Sept ans après Beyond The Red Mirror (2015), et trois ans après Twilight Orchestra: Legacy Of The Dark Lands (2019), leur album symphonique et orchestral, le nouvel opus de Blind Guardian est l’objet d’une attente particulière. En effet, la formation allemande, qui peut se targuer d’avoir composé de véritables œuvres de référence, souhaite démarrer avec lui une nouvelle étape de son odyssée musicale. Alors que le groupe a soufflé les trente bougies de Somewhere Far Beyond (1992) – qu’il a interprété en intégralité lors de ses performances estivales –, il tourne la page d’une quête stylistique, articulée autour des arrangements symphoniques, qui a abouti à Legacy Of The Dark Lands et qui appelait, de fait, de nouvelles perspectives stylistiques. Entre écho du passé et élan vers l’avenir, The God Machine entend pleinement manifester ce nouvel horizon qui s’annonce dès sa genèse marqué par une forme de rupture.
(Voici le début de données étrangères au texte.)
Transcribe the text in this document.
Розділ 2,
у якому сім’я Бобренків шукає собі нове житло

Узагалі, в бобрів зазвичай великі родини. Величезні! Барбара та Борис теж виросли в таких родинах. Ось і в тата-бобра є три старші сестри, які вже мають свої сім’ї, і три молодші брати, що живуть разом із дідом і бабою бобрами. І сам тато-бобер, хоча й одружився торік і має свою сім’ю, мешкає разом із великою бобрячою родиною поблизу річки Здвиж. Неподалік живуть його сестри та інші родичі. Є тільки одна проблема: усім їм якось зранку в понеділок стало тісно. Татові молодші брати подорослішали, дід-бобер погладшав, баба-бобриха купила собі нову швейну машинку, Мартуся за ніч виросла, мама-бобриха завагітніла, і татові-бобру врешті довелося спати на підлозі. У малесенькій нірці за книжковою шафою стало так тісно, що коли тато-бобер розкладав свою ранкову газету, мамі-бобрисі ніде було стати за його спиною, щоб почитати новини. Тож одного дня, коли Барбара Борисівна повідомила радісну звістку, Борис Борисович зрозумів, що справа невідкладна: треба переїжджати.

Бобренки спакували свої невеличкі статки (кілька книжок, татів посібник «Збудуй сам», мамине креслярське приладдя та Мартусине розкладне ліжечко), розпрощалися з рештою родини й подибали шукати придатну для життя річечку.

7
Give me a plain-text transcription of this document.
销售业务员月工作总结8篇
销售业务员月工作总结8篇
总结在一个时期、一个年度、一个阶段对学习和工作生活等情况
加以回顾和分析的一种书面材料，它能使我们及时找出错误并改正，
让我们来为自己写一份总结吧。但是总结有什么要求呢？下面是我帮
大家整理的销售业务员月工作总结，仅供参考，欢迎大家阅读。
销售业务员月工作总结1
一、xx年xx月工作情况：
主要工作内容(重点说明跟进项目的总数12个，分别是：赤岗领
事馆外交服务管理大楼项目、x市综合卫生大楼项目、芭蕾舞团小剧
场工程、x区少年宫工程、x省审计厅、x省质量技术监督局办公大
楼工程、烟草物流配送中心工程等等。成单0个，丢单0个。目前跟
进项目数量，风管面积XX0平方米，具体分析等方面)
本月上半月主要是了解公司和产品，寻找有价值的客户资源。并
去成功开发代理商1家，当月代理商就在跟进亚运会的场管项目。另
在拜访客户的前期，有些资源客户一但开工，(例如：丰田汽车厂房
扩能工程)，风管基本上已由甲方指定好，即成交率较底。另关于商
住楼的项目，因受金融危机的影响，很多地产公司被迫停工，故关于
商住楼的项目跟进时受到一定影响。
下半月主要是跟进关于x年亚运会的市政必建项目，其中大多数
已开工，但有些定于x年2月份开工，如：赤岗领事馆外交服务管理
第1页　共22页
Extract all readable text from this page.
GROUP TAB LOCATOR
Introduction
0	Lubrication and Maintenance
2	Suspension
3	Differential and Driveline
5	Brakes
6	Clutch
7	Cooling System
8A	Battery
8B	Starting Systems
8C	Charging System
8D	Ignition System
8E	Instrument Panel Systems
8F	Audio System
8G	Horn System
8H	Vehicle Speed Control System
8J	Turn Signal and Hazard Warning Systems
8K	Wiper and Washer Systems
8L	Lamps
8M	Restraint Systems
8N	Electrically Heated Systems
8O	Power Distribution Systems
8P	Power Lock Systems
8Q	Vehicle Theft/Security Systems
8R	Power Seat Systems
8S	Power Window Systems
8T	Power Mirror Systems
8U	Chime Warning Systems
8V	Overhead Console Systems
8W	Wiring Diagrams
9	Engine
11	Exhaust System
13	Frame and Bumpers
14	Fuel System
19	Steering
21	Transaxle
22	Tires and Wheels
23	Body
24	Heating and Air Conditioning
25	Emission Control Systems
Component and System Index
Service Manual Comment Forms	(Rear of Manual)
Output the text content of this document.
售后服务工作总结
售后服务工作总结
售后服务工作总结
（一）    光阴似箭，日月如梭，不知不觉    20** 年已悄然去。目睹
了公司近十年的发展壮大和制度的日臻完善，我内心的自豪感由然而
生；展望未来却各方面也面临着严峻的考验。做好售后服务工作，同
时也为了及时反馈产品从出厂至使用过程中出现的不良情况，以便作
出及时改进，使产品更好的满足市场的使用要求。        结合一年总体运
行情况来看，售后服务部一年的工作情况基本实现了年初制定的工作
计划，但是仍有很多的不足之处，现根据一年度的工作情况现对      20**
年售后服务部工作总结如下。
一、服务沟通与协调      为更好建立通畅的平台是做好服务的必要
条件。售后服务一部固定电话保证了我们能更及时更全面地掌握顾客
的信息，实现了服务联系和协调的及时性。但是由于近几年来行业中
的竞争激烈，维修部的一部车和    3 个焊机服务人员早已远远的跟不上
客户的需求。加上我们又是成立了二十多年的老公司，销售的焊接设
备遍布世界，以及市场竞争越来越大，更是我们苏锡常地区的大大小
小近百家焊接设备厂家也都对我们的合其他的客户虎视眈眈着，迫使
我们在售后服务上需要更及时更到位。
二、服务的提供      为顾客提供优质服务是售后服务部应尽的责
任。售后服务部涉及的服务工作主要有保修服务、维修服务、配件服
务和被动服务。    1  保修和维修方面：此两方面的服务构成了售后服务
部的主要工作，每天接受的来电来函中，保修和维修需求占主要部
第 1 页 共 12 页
L’ambition est donc claire dès le départ, et le choix de l’artwork autant que les premières écoutes ne trompent pas : The God Machine s’affranchit totalement de l’esprit qui a engendré Legacy Of The Dark Lands. Plus direct et moins déclamatoire, l’album s’initie sans longue introduction orchestrale et débute les hostilités sans préambule. Un focus sur la vitesse d’exécution et sur l’agressivité, ponctué par des refrains épiques, se dégage immédiatement de The God Machine. Le chant d’Hansi Kürsch jouit ici d’une amplitude vocale particulièrement notable : l’usage moins expansif des chœurs en dehors des refrains permet à sa tessiture si particulière de se déployer avec amplitude, comme le démontre immédiatement le titre d’ouverture « Deliver Us From Evil ». Entre leurs colorations plus suaves et leurs inflexions venimeuses crachées dans le micro, les parties vocales reflètent ainsi parfaitement les nuances de ce nouvel album. Plus condensé, moins éparpillé, The God Machine témoigne d’une approche plus essentielle qui permet au groupe de proposer des variations entre les titres sans surcharger ses compositions. Qui plus est, cette démarche, loin de marginaliser les chœurs et les orchestrations, les rend plus pertinents que jamais, justement parce qu’ils renforcent et intensifient, par leurs apparitions plus ponctuelles, les accentuations et contrastes des structures rythmiques et mélodiques. Ces dernières démontrent ainsi une certaine finesse alors même que le ton de l’album se fait globalement plus direct et plus viscéral, y compris sur les titres les plus marqués par les arrangements symphoniques et atmosphériques, à l’instar de ceux présents sur « Secrets Of The American Gods » – le plus épique du lot – et « Life Beyond The Spheres » – le plus innovant (dans l’univers Blind Guardian) par certaines approches des guitares et son jeu rythmique plus lourd, parfois presque tribal.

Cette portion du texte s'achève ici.